Ingray leaned against the once-again closed crate, crying. Once not-Pahlad had walked out of the bay, barefoot, Captain Uisine’s blanket wrapped around em, not even looking at Ingray, she had been unable to keep the tears back.

“Did you go through a reputable broker?” asked Captain Uisine.

“Yes.” She sniffed, and wiped her eyes with the back of her hand. “If they couldn’t verify eir identity, the deal wasn’t supposed to go through. It was part of the contract.” And e might really have been Pahlad, but the more she thought about it the less sure she was that the broker had brought her the right person. So, when a Budrakim goes to Compassionate Removal it’s only for show, is it? e’d asked, with real bitterness. That hadn’t been an act.

“Did they have a good DNA sample to work with? If that was from the wrong person, or contaminated in a way they couldn’t compensate for … but they’d have told you, surely, if the sample wasn’t suitable.”

“I couldn’t get one.”

“Ah. That’ll have been the problem, then. And even through a good broker, deals are always to the best of our ability,” said Captain Uisine. “They’d have had to go by how e looked or depended on someone else to say that yes, this was really Pahlad Budrakim.
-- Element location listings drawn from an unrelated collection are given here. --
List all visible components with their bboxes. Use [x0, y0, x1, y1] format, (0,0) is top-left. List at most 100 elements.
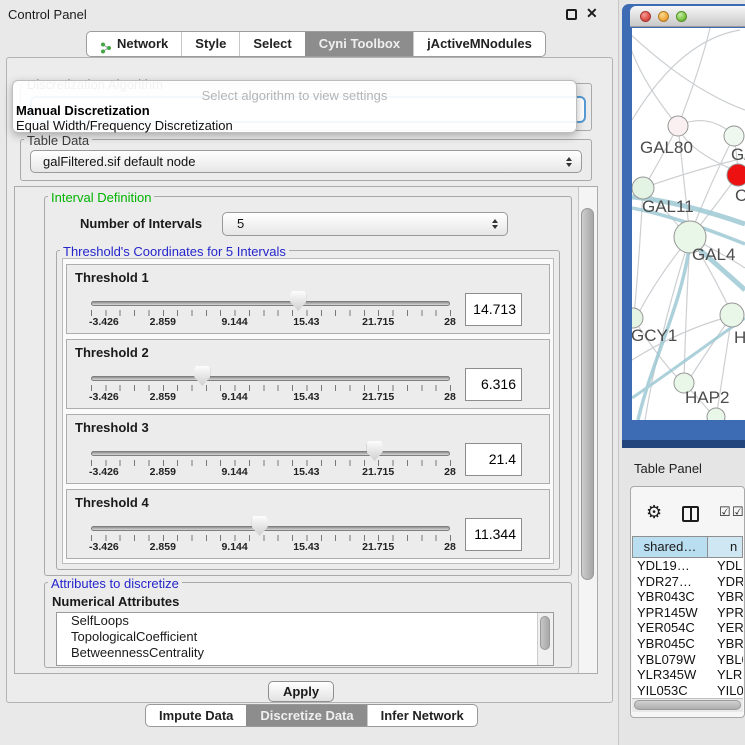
tab-label: Cyni Toolbox	[319, 32, 400, 56]
node-label: C	[735, 186, 745, 205]
tick-label: -3.426	[89, 466, 119, 478]
close-icon[interactable]: ✕	[586, 5, 598, 22]
table-cell[interactable]: YLR345W	[632, 667, 708, 683]
network-node[interactable]	[707, 408, 725, 420]
tab-discretize-data[interactable]: Discretize Data	[246, 705, 366, 726]
table-cell[interactable]: YBR045C	[632, 636, 708, 652]
table-cell[interactable]: YER0	[708, 620, 743, 636]
tab-infer-network[interactable]: Infer Network	[367, 705, 477, 726]
attributes-group-title: Attributes to discretize	[48, 576, 182, 591]
table-cell[interactable]: YBR0	[708, 636, 743, 652]
slider-handle[interactable]	[290, 291, 306, 311]
tick-label: 2.859	[150, 316, 176, 328]
tab-style[interactable]: Style	[181, 32, 239, 56]
slider-handle[interactable]	[252, 516, 268, 536]
table-cell[interactable]: YDR2	[708, 574, 743, 590]
table-row[interactable]: YER054CYER0	[632, 620, 743, 636]
table-row[interactable]: YIL053CYIL0	[632, 683, 743, 698]
attributes-scrollbar-thumb[interactable]	[540, 616, 550, 650]
table-row[interactable]: YDR27…YDR2	[632, 574, 743, 590]
table-cell[interactable]: YDL1	[708, 558, 743, 574]
tab-impute-data[interactable]: Impute Data	[146, 705, 246, 726]
slider-handle[interactable]	[194, 366, 210, 386]
network-node[interactable]	[632, 308, 643, 328]
table-data-combobox[interactable]: galFiltered.sif default node	[30, 150, 582, 173]
attribute-item[interactable]: BetweennessCentrality	[57, 645, 553, 661]
node-label: GAL80	[640, 138, 693, 157]
zoom-traffic-light-icon[interactable]	[676, 11, 687, 22]
slider-track[interactable]	[91, 526, 450, 531]
threshold-label: Threshold 3	[75, 420, 149, 435]
tab-jactivemnodules[interactable]: jActiveMNodules	[413, 32, 545, 56]
checkbox-icon[interactable]: ☑	[719, 504, 731, 520]
attribute-item[interactable]: TopologicalCoefficient	[57, 629, 553, 645]
table-row[interactable]: YLR345WYLR3	[632, 667, 743, 683]
threshold-value-field[interactable]: 14.713	[465, 293, 522, 326]
table-cell[interactable]: YER054C	[632, 620, 708, 636]
table-row[interactable]: YPR145WYPR1	[632, 605, 743, 621]
dropdown-option-manual[interactable]: Manual Discretization	[16, 103, 150, 118]
table-cell[interactable]: YBR043C	[632, 589, 708, 605]
tab-cyni-toolbox[interactable]: Cyni Toolbox	[305, 32, 413, 56]
threshold-value-field[interactable]: 21.4	[465, 443, 522, 476]
float-window-icon[interactable]	[566, 9, 577, 20]
threshold-panel: Threshold 4 -3.4262.8599.14415.4321.7152…	[66, 489, 550, 559]
slider-track[interactable]	[91, 451, 450, 456]
slider-track[interactable]	[91, 301, 450, 306]
table-row[interactable]: YBR045CYBR0	[632, 636, 743, 652]
column-header-shared-name[interactable]: shared…	[632, 536, 708, 558]
table-cell[interactable]: YIL053C	[632, 683, 708, 698]
dropdown-option-equal-width[interactable]: Equal Width/Frequency Discretization	[16, 118, 233, 133]
column-header-name[interactable]: n	[708, 536, 743, 558]
tab-select[interactable]: Select	[239, 32, 304, 56]
network-node[interactable]	[727, 164, 745, 186]
network-node[interactable]	[724, 126, 744, 146]
threshold-value-field[interactable]: 11.344	[465, 518, 522, 551]
table-cell[interactable]: YBL079W	[632, 652, 708, 668]
tick-label: 21.715	[362, 316, 394, 328]
node-label: GCY1	[632, 326, 677, 345]
table-cell[interactable]: YBR0	[708, 589, 743, 605]
table-cell[interactable]: YIL0	[708, 683, 743, 698]
network-edge[interactable]	[632, 40, 678, 126]
slider-track[interactable]	[91, 376, 450, 381]
tick-label: 15.43	[293, 316, 319, 328]
attributes-listbox[interactable]: SelfLoopsTopologicalCoefficientBetweenne…	[56, 612, 554, 666]
node-label: H	[734, 328, 745, 347]
tab-label: Style	[195, 32, 226, 56]
network-node[interactable]	[720, 303, 744, 327]
table-cell[interactable]: YDR27…	[632, 574, 708, 590]
tick-label: 21.715	[362, 391, 394, 403]
table-cell[interactable]: YPR145W	[632, 605, 708, 621]
tick-label: -3.426	[89, 541, 119, 553]
number-of-intervals-combobox[interactable]: 5	[222, 212, 508, 236]
slider-handle[interactable]	[367, 441, 383, 461]
table-row[interactable]: YBR043CYBR0	[632, 589, 743, 605]
settings-scrollbar-thumb[interactable]	[581, 208, 594, 580]
table-cell[interactable]: YBL0	[708, 652, 743, 668]
network-node[interactable]	[668, 116, 688, 136]
table-cell[interactable]: YPR1	[708, 605, 743, 621]
network-node[interactable]	[632, 177, 654, 199]
attribute-item[interactable]: SelfLoops	[57, 613, 553, 629]
network-canvas[interactable]: GAL80GACGAL11GAL4GCY1HHAP2	[632, 28, 745, 420]
table-hscrollbar-thumb[interactable]	[634, 700, 741, 710]
tab-network[interactable]: Network	[87, 32, 181, 56]
apply-button[interactable]: Apply	[268, 681, 334, 702]
table-row[interactable]: YBL079WYBL0	[632, 652, 743, 668]
gear-icon[interactable]: ⚙	[646, 502, 662, 523]
minimize-traffic-light-icon[interactable]	[658, 11, 669, 22]
threshold-value-field[interactable]: 6.316	[465, 368, 522, 401]
bottom-tab-bar: Impute Data Discretize Data Infer Networ…	[145, 704, 478, 727]
table-data-value: galFiltered.sif default node	[43, 154, 195, 169]
tick-label: 2.859	[150, 391, 176, 403]
columns-icon[interactable]	[682, 506, 699, 522]
table-row[interactable]: YDL19…YDL1	[632, 558, 743, 574]
table-cell[interactable]: YDL19…	[632, 558, 708, 574]
close-traffic-light-icon[interactable]	[640, 11, 651, 22]
table-cell[interactable]: YLR3	[708, 667, 743, 683]
stepper-arrows-icon	[492, 213, 498, 235]
threshold-label: Threshold 2	[75, 345, 149, 360]
algorithm-dropdown-popup: Select algorithm to view settings Manual…	[12, 80, 577, 133]
checkbox-icon[interactable]: ☑	[732, 504, 744, 520]
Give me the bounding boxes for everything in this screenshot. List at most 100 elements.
You said yourself e looked like em.”

“Yes.” She wiped her eyes again. Did not look at Captain Uisine. Obviously she couldn’t hide the fact that she was crying, but still. “Yes, e did look like em.” E might well actually be Pahlad, but there was nothing Ingray could do about that. A green glass-tipped hairpin dropped onto her shoulder and then the floor. Damn. She had never been good at putting up her own hair.